In holding that sovereign immunity precludes a cause of action based on corporate liability against Commonwealth medical facilities, the Moser Court explained:
A cause of action in corporate negligence is based on the negligent acts of an institution. For such a cause of action to be viable against a Commonwealth hospital, sovereign immunity for the acts of the institution must be waived. Institutions do not act on their own, but through the creation and enforcement of policies established by their officers and employees. Nevertheless, the medical-professional liability exception to sovereign immunity specifically refers to [a]cts of health care employees and a Commonwealth party who is a doctor, dentist, nurse or related health care professional. Accordingly, while 42 Pa.C.S. 8522(b)(2) waives sovereign immunity for the negligent acts of specified individuals when they are working at or for a Commonwealth institution, it does not waive sovereign immunity for individuals who act as the corporate entity.

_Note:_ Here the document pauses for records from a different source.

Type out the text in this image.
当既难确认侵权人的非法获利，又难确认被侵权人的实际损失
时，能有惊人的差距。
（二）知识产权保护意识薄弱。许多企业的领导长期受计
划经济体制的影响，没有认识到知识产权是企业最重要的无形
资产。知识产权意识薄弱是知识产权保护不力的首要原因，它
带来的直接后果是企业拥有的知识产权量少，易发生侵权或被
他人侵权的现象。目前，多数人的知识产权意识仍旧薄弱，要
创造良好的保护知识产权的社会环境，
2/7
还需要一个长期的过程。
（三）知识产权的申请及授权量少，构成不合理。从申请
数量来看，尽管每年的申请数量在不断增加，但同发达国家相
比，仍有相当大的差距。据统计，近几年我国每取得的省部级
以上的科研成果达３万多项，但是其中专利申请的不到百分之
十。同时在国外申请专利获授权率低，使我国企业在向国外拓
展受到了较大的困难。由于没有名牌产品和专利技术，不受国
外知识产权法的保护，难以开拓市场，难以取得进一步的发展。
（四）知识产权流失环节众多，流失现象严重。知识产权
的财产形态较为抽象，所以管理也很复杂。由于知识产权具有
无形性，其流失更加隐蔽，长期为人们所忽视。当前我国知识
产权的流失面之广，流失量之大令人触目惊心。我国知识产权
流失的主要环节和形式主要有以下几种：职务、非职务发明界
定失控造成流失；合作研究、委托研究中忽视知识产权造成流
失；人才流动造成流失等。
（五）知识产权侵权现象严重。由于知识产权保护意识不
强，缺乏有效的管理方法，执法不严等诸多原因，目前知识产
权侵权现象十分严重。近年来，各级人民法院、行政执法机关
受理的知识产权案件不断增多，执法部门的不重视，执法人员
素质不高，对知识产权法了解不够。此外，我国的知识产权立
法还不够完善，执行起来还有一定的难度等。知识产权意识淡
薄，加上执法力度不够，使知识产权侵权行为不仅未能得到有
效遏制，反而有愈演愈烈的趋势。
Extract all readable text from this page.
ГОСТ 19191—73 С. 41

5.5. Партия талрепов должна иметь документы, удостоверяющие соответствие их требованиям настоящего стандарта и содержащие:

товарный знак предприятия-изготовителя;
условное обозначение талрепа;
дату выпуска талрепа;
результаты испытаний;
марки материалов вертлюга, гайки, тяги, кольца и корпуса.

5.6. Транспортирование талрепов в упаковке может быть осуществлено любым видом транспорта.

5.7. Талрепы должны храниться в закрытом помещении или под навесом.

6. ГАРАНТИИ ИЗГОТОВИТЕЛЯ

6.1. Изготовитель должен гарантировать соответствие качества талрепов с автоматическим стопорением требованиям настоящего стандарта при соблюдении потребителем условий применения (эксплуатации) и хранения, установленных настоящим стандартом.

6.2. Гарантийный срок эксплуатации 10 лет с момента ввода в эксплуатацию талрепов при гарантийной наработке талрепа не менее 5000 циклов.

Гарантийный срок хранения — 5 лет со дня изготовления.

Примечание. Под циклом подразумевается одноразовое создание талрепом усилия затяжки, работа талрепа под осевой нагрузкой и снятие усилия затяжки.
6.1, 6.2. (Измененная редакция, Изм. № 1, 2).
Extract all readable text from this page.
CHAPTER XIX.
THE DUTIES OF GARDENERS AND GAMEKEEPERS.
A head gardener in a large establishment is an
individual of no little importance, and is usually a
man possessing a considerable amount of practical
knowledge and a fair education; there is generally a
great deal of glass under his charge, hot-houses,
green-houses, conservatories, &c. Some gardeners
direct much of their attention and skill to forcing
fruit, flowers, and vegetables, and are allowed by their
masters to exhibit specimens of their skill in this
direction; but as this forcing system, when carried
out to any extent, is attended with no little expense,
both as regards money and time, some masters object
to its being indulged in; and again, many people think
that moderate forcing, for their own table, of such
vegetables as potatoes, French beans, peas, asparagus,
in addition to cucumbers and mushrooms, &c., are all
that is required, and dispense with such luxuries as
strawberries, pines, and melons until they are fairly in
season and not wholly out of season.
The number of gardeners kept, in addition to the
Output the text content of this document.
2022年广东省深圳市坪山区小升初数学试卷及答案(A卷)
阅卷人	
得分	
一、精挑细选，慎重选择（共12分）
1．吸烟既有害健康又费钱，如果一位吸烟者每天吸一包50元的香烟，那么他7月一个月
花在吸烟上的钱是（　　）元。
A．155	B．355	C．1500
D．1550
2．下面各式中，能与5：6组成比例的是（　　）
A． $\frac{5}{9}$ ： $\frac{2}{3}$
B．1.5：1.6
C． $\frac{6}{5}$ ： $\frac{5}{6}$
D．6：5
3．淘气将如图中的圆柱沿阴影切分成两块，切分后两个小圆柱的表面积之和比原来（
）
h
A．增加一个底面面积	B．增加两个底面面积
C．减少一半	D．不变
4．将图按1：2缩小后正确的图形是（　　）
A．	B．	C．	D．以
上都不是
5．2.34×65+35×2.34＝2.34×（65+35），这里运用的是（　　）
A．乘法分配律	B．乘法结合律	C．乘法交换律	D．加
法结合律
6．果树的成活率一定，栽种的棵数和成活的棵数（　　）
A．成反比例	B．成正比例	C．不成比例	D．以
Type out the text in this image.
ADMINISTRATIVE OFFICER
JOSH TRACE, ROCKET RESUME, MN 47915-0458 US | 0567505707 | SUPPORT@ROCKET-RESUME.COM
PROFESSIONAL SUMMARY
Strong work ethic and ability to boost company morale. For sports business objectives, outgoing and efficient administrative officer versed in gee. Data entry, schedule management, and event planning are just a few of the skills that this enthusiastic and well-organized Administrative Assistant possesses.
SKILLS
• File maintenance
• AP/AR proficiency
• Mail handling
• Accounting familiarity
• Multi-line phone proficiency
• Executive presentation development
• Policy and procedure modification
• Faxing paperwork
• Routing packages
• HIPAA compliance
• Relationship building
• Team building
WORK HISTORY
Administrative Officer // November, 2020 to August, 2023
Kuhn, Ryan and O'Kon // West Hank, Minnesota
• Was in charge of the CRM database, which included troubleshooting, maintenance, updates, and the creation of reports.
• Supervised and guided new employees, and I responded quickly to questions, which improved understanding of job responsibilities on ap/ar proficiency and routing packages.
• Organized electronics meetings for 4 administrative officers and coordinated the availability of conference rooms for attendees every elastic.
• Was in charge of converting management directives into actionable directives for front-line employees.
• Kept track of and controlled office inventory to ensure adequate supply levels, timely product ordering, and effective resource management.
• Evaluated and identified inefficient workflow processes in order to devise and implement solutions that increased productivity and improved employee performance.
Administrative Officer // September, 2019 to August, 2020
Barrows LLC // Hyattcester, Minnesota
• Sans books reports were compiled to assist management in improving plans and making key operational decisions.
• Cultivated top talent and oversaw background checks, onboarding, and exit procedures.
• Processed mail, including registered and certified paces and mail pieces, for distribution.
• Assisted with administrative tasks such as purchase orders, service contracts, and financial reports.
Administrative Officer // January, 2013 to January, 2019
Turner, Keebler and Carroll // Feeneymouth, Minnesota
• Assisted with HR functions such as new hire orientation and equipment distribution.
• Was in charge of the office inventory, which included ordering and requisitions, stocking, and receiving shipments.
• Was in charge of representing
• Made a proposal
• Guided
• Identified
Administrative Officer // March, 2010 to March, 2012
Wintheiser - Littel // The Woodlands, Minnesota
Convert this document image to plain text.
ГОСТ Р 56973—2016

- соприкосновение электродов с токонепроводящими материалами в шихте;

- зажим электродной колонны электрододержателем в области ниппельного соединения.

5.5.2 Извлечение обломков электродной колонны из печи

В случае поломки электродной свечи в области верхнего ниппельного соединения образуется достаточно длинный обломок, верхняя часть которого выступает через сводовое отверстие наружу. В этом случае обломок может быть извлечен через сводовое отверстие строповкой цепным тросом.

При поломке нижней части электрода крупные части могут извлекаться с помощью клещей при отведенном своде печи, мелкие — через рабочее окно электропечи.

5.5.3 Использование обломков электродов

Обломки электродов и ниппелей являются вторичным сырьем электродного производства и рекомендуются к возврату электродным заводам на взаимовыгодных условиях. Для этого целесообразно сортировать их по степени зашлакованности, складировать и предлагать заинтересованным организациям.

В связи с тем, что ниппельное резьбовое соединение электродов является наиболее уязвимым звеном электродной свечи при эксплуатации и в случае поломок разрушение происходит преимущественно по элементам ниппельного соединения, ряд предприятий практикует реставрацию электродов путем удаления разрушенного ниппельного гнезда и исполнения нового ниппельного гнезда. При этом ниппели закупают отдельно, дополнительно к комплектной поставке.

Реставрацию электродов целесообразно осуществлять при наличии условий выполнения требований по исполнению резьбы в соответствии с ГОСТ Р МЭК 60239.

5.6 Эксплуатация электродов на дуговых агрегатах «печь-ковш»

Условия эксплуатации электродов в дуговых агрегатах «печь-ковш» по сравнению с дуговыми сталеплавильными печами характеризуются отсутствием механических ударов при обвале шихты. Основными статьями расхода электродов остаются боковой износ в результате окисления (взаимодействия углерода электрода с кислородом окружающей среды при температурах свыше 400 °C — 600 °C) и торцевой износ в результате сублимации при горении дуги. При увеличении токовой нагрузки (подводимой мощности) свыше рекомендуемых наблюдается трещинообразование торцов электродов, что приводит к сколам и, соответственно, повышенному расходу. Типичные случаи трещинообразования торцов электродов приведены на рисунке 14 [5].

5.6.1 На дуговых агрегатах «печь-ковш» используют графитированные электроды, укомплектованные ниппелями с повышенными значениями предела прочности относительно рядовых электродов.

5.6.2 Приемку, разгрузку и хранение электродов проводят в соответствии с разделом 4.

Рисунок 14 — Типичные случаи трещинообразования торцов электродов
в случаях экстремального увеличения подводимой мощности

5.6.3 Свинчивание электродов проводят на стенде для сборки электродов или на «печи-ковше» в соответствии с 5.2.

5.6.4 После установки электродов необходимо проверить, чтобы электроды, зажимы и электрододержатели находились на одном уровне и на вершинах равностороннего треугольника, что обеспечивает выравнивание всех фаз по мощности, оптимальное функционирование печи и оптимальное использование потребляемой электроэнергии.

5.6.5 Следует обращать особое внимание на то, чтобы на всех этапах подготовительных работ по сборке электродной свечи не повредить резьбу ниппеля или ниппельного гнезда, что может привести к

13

[940]*940While Commonwealth medical facilities are not immune from suit based on the negligence of their health care employees (respondeat superior), 42 Pa.C.S. 8522(b)(2) does not provide for a waiver of immunity for the facilities themselves. Because of our responsibility to construe narrowly the legislatively created exceptions to sovereign immunity ... we cannot extend the corporate theory of liability to state owned medical facilities. Accordingly, plaintiffs who seek recovery from the Commonwealth for damages sustained in such facilities must base their cause of action on the negligence of the parties specifically enumerated in 42 Pa. C.S. 8522(b)(2).
Id. at 561-562, 681 A.2d at 1326 (emphasis added). Parents attempt to distinguish Moser, stating:
The institution itself, in that case, had absolutely nothing to do with the treatment rendered to the Plaintiff. In this case, however, it was the healthcare decision of [the Center’s] administrators relating to its policies which formulate the basis of [Respondents’] claims. Indeed, Moser ... specifically stands for the proposition that medical facilities run by the Commonwealth are liable under a respondeat superior/vicarious liability [theory] for the negligence of their healthcare employees.... This is exactly what is' alleged in this case and requires this Honorable Court to uphold the Trial Court’s denial of the ... Center’s Motion for Summary Judgment.
Appellees’ Brief at 11 (citations omitted) (emphasis added).
Parents’ argument fails for two reasons: first, it overlooks the fact that the trial court has already dismissed their vicarious liability claim (Count V); and, second, regardless of whether Muthersbaugh is a “health care employee” who falls within the medical-professional liability exception to sovereign immunity, the averments in Counts I, II, III, and TV do not focus upon his actions. Rather, they focus upon the alleged institutional, administrative negligence of the Center. Under Moser, the Center is immune from suit with respect to these allegations.11
Accordingly, the order of the trial court denying the Center’s motion for summary judgment is reversed.
ORDER
AND NOW, this 12th day of March, 2004, the order of the Court of Common Pleas of Berks County dated July 7, 2003, in the above-captioned matter, is hereby reversed.